Electrically-conductive, Joule-heated pervaporation membranes for desalination: Investigating energy-saving, self-cleaning and anti-swelling trifecta

Abstract

Desalination pervaporation (PV) process can be a promising technique to address global water-energy challenges. However, the energy-intensive nature of the process, which typically requires heating of the entire bulk feed, has been a significant challenge. Here, we reveal a novel self-heated PV membrane utilizing carbon nanostructures (CNS)-alginate (CaAlg) membrane Joule heater that merges interfacial heating of a feed solution and conventional PV separation. Low voltage is supplied to the electrically conductive alginate membrane to initiate resistive heating, which directly heats the solution at the feed/membrane interface. The developed self-heated membranes produce a high flux of 36 L m−2 h−1 at 50 % CNS loading while supplying a voltage of 5 V to the membrane to treat 1000 ppm NaCl solution. A flux of 24 L m−2 h−1 is obtained for the same membrane and the same conditions while treating hypersaline feed of 100,000 ppm. The self-heated PV membrane eliminates the preheating of the entire feed solution while enhancing permeate flux, resulting in a significantly reduced energy requirement.
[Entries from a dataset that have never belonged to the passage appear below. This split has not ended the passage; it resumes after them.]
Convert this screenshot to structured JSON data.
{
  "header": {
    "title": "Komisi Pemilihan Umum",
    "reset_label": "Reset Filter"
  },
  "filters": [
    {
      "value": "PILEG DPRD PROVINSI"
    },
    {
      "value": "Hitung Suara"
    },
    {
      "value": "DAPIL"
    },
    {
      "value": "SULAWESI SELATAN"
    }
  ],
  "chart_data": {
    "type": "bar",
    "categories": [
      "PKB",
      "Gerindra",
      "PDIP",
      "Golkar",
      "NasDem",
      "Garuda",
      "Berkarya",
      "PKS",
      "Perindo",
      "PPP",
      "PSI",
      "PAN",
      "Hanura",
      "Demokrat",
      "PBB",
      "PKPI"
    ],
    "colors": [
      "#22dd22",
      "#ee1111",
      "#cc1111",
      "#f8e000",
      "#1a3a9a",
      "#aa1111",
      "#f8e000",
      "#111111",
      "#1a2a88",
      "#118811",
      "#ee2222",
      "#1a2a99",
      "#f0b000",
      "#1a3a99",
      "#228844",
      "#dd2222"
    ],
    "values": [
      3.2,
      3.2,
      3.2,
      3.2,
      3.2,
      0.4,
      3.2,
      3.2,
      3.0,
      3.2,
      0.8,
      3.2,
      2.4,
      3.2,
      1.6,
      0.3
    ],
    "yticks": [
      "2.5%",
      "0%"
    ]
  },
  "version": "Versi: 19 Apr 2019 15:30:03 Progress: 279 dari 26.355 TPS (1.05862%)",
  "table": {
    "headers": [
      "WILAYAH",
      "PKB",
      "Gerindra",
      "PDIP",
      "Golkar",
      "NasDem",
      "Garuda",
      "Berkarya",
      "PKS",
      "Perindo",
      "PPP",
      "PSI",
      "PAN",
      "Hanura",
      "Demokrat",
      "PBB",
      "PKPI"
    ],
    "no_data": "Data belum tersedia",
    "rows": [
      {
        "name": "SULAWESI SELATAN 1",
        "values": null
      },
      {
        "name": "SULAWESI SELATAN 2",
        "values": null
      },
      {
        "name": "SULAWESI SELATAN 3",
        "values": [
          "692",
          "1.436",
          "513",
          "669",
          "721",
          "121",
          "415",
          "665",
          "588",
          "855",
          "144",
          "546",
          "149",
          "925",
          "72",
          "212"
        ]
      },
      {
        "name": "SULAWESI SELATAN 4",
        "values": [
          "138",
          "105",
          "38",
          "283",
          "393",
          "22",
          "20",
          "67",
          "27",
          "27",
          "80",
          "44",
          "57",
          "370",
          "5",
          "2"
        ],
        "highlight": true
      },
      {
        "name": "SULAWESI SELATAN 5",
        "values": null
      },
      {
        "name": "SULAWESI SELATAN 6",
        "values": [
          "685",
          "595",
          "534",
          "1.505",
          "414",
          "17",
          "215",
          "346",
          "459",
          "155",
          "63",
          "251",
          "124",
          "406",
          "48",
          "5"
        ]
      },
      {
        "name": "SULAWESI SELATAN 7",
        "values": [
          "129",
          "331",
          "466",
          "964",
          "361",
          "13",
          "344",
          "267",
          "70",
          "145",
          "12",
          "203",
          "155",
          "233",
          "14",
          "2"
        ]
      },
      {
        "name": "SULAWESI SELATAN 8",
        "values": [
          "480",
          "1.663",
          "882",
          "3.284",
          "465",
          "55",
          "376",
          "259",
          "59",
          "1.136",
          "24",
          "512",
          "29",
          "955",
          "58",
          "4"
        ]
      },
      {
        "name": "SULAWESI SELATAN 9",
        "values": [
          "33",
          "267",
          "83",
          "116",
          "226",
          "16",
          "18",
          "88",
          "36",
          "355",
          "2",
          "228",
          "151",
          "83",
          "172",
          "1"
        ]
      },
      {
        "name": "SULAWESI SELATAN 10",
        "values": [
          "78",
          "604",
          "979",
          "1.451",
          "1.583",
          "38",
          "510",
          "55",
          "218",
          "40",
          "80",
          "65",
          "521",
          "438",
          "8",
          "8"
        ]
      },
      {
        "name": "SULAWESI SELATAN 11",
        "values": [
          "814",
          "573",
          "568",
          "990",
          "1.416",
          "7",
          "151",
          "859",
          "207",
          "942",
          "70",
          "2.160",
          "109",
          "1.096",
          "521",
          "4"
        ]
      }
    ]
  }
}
To produce a flux of 10 L m−2 h−1, electrothermally-heated PV membrane achieved exceptionally higher Gain output ratio (GOR) of 2.19 compared to the conventionally-heated (0.37). Besides their unique self-heating capability, the developed membranes are resistant to swelling and showed impressive antifouling/cleaning characteristics. Joule-heated CaAlg/CNS membranes showed a reduction in swelling degree from 150 % (Pristine CaAlg) to 50 % after 2-h exposure to water. Whether electrolysis (in-situ or cleaning cycles) or joule-heating cleaning is used, CaAlg/CNS membranes exhibited immaculate capabilities to self-clean surface foulants and maintain steady flux with only 3–8 % flux decline compared to pristine membranes that suffers 45–47 % flux decline.